The firm's partners confronted Druck and told him to leave town, Scherer said. Druck tried to pay Williamson back on the pretense that it was all a mistake, Scherer added, but Williamson, who died last year, threw Druck out of his office. (Scherer says that the firm subsequently reimbursed Williamson). The confidential source says the partner actually gave Druck a choice that sounds like something out of the Old West: Either Druck left town for good or they would turn him over to State Attorney Michael Satz for prosecution.

Scherer says he doesn't recall the part about the state attorney, but he confirmed the rest of the story. He said that once Druck was gone, there was no veteran attorney in the firm.
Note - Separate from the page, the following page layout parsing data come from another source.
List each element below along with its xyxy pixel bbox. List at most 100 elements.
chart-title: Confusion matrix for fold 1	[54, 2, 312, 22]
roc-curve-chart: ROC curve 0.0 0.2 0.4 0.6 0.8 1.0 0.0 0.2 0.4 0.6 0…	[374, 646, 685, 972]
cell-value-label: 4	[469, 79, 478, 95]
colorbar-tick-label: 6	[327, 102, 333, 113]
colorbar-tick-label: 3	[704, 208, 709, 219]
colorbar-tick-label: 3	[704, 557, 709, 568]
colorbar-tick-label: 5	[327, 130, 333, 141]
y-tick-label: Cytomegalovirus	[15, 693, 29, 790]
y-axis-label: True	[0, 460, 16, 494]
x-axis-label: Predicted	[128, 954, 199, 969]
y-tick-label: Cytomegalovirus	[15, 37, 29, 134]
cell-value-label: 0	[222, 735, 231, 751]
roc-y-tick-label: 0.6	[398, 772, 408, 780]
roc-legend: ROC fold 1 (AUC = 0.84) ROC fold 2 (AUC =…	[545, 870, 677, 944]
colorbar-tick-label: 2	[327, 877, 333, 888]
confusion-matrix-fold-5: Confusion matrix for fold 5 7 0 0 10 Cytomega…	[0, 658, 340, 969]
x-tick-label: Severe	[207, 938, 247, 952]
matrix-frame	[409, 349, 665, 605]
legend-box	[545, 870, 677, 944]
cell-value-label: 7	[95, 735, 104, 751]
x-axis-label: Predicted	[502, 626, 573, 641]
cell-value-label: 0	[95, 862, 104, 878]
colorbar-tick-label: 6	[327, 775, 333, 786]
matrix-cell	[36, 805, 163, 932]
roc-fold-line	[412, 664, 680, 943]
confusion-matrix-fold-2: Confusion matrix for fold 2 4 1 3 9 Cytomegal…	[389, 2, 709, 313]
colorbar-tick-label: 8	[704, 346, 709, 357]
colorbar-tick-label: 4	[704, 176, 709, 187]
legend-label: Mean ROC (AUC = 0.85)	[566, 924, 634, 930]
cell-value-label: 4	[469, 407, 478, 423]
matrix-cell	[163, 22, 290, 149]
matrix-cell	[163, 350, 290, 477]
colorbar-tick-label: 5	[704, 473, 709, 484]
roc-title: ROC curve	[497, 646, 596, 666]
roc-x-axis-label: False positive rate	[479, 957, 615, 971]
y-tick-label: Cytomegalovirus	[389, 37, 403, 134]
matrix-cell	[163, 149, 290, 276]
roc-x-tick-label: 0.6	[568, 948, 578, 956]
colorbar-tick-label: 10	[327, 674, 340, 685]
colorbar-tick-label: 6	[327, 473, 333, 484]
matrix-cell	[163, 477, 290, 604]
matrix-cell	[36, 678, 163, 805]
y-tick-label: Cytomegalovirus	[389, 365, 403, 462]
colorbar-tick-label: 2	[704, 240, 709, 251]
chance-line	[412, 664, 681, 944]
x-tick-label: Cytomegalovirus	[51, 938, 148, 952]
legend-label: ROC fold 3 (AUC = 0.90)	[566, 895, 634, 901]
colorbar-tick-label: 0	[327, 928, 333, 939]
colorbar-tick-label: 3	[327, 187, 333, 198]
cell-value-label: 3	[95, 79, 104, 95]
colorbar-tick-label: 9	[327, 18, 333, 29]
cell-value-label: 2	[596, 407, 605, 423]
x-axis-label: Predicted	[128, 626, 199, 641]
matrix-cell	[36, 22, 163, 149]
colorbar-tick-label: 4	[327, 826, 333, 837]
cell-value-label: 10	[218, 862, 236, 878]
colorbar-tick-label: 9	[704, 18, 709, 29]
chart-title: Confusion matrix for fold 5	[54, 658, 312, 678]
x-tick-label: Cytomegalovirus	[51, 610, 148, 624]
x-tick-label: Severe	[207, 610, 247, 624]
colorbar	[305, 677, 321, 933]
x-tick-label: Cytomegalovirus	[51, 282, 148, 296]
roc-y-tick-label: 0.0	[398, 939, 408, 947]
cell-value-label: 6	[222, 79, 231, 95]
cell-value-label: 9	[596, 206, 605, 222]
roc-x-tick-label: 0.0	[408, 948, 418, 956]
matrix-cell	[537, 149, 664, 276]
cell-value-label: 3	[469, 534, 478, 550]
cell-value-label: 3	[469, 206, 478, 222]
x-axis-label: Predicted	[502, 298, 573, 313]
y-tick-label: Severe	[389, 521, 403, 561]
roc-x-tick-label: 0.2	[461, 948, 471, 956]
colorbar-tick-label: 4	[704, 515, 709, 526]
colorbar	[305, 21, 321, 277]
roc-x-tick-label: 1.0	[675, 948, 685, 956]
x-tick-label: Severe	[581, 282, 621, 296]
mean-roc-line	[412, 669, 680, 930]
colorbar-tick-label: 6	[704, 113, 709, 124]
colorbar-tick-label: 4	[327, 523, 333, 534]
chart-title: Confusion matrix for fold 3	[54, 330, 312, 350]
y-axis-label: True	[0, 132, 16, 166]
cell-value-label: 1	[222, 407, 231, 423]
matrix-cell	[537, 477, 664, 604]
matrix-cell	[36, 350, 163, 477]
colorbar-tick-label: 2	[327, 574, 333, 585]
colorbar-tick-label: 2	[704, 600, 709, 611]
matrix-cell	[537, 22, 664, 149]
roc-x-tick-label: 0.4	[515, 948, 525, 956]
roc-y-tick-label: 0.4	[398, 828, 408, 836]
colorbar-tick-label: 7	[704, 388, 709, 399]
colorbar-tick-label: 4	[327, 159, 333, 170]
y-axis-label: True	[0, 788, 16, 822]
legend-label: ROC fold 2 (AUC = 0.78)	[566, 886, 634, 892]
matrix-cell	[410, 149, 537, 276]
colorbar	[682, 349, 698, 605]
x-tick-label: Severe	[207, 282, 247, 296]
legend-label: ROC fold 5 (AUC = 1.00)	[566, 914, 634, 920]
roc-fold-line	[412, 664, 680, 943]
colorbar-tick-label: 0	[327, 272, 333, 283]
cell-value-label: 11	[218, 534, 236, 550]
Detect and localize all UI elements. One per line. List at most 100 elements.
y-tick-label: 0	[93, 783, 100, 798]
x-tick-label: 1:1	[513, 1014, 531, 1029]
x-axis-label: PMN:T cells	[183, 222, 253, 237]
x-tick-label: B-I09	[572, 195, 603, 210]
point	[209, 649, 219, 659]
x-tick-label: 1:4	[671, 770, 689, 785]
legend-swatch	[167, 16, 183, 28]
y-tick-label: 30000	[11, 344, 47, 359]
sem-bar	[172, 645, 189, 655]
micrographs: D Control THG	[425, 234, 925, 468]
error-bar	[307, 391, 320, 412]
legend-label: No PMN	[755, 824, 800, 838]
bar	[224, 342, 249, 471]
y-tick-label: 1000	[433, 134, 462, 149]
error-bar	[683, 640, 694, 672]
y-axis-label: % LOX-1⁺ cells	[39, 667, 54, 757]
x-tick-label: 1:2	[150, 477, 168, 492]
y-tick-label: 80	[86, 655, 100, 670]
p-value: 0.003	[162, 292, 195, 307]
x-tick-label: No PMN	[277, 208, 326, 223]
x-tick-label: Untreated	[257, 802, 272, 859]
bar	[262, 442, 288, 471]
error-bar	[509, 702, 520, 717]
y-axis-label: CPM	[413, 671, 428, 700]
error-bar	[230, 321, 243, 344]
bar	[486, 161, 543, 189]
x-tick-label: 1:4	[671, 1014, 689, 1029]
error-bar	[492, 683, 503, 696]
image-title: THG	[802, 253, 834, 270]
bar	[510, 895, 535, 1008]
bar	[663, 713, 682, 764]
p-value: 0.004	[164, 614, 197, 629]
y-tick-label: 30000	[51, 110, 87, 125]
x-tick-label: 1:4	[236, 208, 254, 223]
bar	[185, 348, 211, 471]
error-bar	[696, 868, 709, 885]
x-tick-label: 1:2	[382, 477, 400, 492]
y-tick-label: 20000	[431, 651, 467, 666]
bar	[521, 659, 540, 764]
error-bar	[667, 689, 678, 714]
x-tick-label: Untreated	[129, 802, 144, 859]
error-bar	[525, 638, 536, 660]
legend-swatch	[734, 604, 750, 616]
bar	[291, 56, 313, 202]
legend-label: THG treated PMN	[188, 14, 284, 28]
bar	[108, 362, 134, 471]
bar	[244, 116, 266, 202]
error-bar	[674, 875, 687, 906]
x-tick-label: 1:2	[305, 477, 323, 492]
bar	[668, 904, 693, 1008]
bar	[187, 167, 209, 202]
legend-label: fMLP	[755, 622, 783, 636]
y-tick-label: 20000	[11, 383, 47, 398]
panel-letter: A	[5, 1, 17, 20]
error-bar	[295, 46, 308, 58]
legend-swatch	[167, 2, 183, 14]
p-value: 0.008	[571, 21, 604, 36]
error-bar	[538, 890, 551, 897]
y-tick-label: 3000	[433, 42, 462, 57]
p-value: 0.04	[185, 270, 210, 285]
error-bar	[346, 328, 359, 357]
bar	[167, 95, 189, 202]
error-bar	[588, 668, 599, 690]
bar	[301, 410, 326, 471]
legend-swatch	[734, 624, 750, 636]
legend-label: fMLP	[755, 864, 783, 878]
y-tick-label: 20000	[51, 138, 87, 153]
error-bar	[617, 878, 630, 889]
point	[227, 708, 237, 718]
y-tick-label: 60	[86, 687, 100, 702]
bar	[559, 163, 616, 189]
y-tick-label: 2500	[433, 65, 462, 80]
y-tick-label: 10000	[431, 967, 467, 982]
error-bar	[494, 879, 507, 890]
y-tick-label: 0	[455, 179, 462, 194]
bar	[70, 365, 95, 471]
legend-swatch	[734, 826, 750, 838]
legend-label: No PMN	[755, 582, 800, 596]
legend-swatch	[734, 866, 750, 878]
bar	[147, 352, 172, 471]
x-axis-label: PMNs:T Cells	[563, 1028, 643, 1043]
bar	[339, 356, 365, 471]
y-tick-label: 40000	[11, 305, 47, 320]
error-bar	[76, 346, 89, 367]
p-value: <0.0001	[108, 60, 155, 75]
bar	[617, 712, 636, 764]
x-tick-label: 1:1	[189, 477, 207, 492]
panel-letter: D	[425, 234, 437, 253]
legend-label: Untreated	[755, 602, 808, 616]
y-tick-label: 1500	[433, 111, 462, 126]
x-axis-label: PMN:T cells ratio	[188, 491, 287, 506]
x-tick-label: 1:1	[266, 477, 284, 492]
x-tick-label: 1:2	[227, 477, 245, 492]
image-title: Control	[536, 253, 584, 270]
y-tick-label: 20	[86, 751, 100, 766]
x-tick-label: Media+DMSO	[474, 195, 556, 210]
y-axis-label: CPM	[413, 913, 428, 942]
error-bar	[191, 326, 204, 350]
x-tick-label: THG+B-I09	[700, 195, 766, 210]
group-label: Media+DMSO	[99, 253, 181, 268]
Scherer says he called Rex Conrad and asked him to be the "gray-hair" in the firm. That's how Conrad & Scherer, now one of the largest law firms in Broward County, was born.

Druck, meanwhile, uprooted his family to Ocala. He bought a horse farm, and Hunter attended high school in Ocala. Her senior year culminated in two personal tragedies — the killing of her horse and the divorce of her parents.

Burns, the horse hit man, testified that it was Druck who personally instructed him on how to electrocute the horse with a split extension cord and alligator clips, one attached to the horse's nose, the other to his anus. Burns told federal investigators that when the cord was plugged in, the horse dropped immediately.

Hunter, who was with a boyfriend when Burns killed the animal, saw the horse dead on the stable floor. McInerney fictionalized the account in his 1988 book, The Story Of My Life. The character based on Hunter, named Allison Poole, recounts that she was so distraught by the killing of the horse (named "Dangerous Dan" in the book) that she had to be kept on tranquilizers for a week.

"A few months later," Poole says in the book, "Dad came into my room one night. I was like, uh-oh, not this again. He buried his face in my shoulder. His cheek was wet and he smelled of booze. I'm sorry about Dangerous Dan, he said. Tell me you forgive me. He muttered something about the business."

The book was published before the Edwards scandal broke (and the Poole character would also be included in American Psycho, a bestselling novel by Bret Easton Ellis). James Druck died in 1990 of lung cancer before he could be brought to justice on the insurance fraud charge.

The rest of the story, quite literally, is history.